Ma questa Europa non è solo succube delle multinazionali. Asseconda gli Stati Uniti nelle sue pretestuose beghe internazionali; e per boicottare la Russia, colpevole di aver occupato la Crimea, che comunque aveva espresso la sua volontà di annettersi al gigante eurasiatico, progetta la costruzione di un gasdotto che ci alimenterà energeticamente con fossili provenienti dall’Azerbaijan. Il TAP approderà in Salento, già colpito non a caso dalla xylella, un territorio la cui economia si basa sul turismo e l’agricoltura. Nulla importa per l’Europa se i salentini non vogliono il gasdotto o se i sindaci si rifiutano di farlo passare sul territorio dei propri comuni. Che la xylella sia l’apripista per l’eradicazione degli ulivi già preventivata per la realizzazione del gasdotto?

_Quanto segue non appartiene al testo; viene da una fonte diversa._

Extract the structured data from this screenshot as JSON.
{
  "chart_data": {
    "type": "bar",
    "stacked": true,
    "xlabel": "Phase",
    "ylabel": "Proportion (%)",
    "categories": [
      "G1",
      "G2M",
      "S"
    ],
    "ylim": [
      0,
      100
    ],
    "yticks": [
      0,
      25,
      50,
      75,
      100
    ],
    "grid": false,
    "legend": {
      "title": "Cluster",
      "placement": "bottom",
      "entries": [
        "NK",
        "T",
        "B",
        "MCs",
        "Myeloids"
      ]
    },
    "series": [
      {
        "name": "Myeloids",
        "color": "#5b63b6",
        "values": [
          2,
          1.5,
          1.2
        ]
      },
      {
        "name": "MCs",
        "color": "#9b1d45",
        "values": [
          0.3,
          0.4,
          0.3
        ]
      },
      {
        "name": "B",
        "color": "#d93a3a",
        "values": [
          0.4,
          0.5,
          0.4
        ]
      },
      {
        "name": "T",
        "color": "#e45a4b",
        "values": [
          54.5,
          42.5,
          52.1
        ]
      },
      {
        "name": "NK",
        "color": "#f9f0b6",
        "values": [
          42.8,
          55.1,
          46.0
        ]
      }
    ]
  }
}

E che dire del sì del governo Renzi alla ricerca di fonti fossili nell’Adriatico e nello Ionio? Si inquadra certamente nelle politiche liberiste europee tutte a favore delle multinazionali che vogliono speculare devastando le nostre risorse ambientali, l’ultima nostra ricchezza.
Capitolo a parte è, invece, la xenofobia dimostrata dalla Francia socialista che ha bloccato le frontiere ai migranti provenienti dall’Italia. Xenofobia condivisa dagli altri paesi europei che si rifiutano di contribuire al dramma migratorio seppure quella della spartizione dei poveracci sembra una divisione della torta degli appalti per la loro accoglienza che ricorda il recente scandalo di “mafia capitale”.
Alla Grecia non possiamo che augurare di uscire dai vari trattati europei e di tornare all’autogoverno tenendo fuori dai propri confini, e dall’influenza sulle decisioni politiche, le multinazionali e le banche che trovano ideale avere un solo interlocutore legislativo europeo per avere carta bianca per i propri affari sull’intero continente.
Questa Europa non solo non tiene conto delle volontà dei popoli che la compongono, delle esigenze dei vari territori diversi geograficamente, economicamente e culturalmente; ma si preoccupa solo dei grandi potentati economici come se per il governo di un grande continente bastasse affidarsi a poche grandi corporation.
Ma è proprio questo il punto: una unione di stati ha senso se al vantaggio dell’abbattimento delle frontiere corrispondesse una maggiore partecipazione dei territori alla vita politica e decisionale dell’Europa. Insomma i poteri devono spostarsi verso le periferie del continente per conservare e far crescere la pluralità di ricchezza e di risorse da condividere.
Questa Europa centralizzata e asservita sembra invece assomigliare più a un grande stato continentale e dittatoriale retto da una oligarchia economica. E se le cose non dovessero cambiare, dovremmo auspicarci che il nuovo leitmotiv mediatico, dopo quello del grexit diventi exitaly.